Morando sozinho, nós temos isso de falar sozinhos. Foi o que fiz e aproveitei para esculachar comigo. Onde já se viu. Acabei de sair de um casamento, tenho só trinta anos e não vou surtar. Eu não sou uma bicha! Eu não gosto de homem. Por quê aquilo aconteceu? Onde eu estava com essa porra dessa cabeça? Se aquele, aquela coisa, aquele homem estranho comentou essa merda com alguém, eu sou capaz de fazer uma besteira. Deus não permita que ele me exponha. Será que seria o caso de eu implorar a ele ou ameaçar, para que esse segredo morra conosco?
Na terceira lata, e pela falta de costume de beber, me sinto meio valente a ponto de decidir que basta de ser escravo da profissão. Chega dessa relação masoquista. Corajosamente eu penso em pedir demissão e ao mesmo tempo viajar para a Disney com meus filhos. Como seu eu fosse fazer isso.
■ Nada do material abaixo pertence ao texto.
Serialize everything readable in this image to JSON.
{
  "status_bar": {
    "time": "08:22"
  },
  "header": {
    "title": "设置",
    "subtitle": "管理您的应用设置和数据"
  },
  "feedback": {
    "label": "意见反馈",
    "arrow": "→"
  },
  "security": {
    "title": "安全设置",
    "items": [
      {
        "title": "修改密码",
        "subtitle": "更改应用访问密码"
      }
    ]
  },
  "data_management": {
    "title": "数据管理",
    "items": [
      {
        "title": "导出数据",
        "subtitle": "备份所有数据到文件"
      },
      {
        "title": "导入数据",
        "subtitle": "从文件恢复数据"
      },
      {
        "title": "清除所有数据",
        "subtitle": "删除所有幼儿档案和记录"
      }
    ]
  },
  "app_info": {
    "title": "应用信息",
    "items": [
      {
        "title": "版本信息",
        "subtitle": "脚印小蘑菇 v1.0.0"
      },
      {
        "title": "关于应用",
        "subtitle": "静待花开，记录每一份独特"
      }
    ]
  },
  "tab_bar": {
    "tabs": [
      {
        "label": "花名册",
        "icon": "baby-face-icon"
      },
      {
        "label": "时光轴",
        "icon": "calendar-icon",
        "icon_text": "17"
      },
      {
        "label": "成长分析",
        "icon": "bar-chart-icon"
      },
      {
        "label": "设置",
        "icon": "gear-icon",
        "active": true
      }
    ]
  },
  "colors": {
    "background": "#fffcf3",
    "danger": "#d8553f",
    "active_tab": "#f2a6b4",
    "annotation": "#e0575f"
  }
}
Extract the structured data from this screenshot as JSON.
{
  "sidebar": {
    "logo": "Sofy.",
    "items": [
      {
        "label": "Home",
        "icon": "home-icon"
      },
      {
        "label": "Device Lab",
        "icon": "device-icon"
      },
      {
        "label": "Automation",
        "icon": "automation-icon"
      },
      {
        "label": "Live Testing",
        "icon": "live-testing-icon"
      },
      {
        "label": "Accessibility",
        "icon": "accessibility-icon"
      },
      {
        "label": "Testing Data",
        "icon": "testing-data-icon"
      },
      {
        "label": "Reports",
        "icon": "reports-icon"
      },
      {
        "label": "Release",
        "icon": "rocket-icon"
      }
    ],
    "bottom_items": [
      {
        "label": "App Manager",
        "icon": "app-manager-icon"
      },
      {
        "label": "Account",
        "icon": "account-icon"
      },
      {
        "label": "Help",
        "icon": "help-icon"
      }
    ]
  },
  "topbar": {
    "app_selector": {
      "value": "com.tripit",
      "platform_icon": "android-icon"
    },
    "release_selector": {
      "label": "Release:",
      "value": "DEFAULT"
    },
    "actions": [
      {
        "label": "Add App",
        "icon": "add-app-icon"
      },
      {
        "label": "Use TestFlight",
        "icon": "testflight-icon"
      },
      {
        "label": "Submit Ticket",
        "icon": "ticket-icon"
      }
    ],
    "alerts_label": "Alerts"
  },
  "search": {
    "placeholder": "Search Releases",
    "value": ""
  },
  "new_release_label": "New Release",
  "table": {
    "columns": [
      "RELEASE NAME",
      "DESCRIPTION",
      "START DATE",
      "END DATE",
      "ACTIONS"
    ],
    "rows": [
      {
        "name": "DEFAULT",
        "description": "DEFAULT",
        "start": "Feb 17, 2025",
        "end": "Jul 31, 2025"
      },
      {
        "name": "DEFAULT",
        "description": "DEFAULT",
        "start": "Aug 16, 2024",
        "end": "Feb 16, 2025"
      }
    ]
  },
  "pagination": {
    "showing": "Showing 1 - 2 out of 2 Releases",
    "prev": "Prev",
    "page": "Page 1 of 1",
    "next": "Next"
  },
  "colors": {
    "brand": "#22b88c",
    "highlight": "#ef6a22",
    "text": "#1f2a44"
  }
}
Aumento o som que continua sem me dizer nada, até porque não faço ideia de quem canta essas músicas "do momento" e mais uma cerveja, que já entra forçada. Ali é onde a solidão cutuca um pouco. Falta de um beijo, um abraço ou somente ouvir alguém compartilhando coisas da sua rotina comigo. Empurro o resto da cerveja e mesmo sem gostar de destilados, misturo gim com energético e bebo fazendo uma provável careta de desagrado de moleque.
— Ah lembrei... — Falo para a porta do guarda roupa de onde tiro umas peças para usar após o banho. Na verdade eu não quero me lembrar de porra nenhuma.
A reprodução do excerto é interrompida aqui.